Mumbai is a place of extremes: beauty and depravity. It's also one of the worst places for sex trafficking and an easy place to hide victims. Pimps teach the sex slaves to lie about their ages, so there may have been more minors rescued in the stings, according to Tim Ballard, the founder of Operation Underground Railroad. The investigation into the victims' backgrounds continues. It's a job Ballard didn't want to do at first.

"He talks about an 11-year-old girl he's going to sell, and I have an 11-year-old daughter, and she's just a baby," said Ballard. "I can't help but think about my daughter."

Ballard worked for the CIA and the Department of Homeland Security. His charity now rescues girls lured away by the promise of jobs and education — promises that are never kept.

"They open up a trap door and throw these girls behind the wall and close it up," Ballard said. "And that's where they live. They live basically behind drywall, in a tiny little space, and they throw food and water to them and they are absolute slaves."

The two recent stings reported by media in India showed the horrifying reality of girls hidden in tunnels, like animals, and thrown into brothels. The pimps break them down emotionally and mentally, Ballard said. They tell them they are nothing. But now they are free.

Ballard now considers this his life's work. His wife had insight years ago that he needed to make this his mission.

Utahns save 48 women, girls from hidden tunnels used for sex trafficking

"My wife came and said, 'I think we're wrong. For the same reason I thought you couldn't do it, that's exactly why you need to do it.' Because we have kids, we know what innocence looks like," he said.

At first they worked out of their homes and garages. They opened their new office in Draper last month, with a CrossFit gym to train and plan for undercover operations in the back.
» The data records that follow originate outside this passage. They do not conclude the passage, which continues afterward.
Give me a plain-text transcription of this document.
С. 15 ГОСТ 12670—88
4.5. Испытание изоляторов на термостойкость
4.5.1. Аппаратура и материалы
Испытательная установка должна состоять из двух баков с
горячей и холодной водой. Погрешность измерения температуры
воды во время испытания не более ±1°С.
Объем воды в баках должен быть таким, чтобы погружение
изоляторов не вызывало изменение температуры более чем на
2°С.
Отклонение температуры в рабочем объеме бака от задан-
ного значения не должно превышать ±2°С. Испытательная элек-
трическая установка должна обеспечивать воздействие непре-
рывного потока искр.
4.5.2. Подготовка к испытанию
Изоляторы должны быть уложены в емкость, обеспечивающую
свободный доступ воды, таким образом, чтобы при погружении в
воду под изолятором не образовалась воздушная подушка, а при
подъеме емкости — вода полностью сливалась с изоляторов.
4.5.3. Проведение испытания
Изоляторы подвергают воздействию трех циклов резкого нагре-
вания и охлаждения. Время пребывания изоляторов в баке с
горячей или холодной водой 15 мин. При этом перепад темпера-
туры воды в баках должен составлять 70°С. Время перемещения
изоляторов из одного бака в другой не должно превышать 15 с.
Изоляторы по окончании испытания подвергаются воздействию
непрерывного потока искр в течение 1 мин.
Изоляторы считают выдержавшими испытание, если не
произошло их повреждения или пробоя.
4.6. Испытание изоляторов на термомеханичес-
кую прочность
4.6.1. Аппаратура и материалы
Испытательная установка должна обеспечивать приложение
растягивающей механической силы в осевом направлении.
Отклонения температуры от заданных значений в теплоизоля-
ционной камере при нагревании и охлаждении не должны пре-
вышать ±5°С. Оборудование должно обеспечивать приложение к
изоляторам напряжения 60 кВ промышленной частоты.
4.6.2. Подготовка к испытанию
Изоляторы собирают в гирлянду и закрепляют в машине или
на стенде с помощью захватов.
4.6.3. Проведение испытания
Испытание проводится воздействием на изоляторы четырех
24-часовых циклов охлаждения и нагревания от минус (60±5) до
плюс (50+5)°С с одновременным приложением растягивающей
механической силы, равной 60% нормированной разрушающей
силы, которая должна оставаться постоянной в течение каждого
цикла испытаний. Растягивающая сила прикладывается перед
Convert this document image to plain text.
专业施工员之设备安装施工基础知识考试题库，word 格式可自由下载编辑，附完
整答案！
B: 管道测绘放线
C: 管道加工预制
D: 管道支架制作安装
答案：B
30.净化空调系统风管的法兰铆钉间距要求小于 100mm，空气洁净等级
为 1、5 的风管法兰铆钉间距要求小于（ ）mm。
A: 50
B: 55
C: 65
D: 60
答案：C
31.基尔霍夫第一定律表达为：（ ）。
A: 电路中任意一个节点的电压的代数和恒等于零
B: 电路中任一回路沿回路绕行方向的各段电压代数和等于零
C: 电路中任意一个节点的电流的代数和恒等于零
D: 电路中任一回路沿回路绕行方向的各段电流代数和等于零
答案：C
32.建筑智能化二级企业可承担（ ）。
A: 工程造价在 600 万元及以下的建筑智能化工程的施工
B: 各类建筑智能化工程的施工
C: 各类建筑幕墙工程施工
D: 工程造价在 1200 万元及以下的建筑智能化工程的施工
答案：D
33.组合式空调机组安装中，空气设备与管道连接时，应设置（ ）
It's also a gym where anyone can buy a membership and work out, a way to raise money for the cause.

Ballard said it was a sting years ago in California with a boy who had been raped and exploited that inspired him. "I remember his grip on me and he was just shaking. And he says, 'I don't belong here.' That's all he said, 'I don't belong here.'"

Ballard said the real rescue begins after the undercover sting. That's when the charity introduces another way of life to these women and girls. They return them to their families when possible. But some girls' parents sold them into slavery. They teach them a vocation like sewing, which is valuable in India. Basically, they give them hope.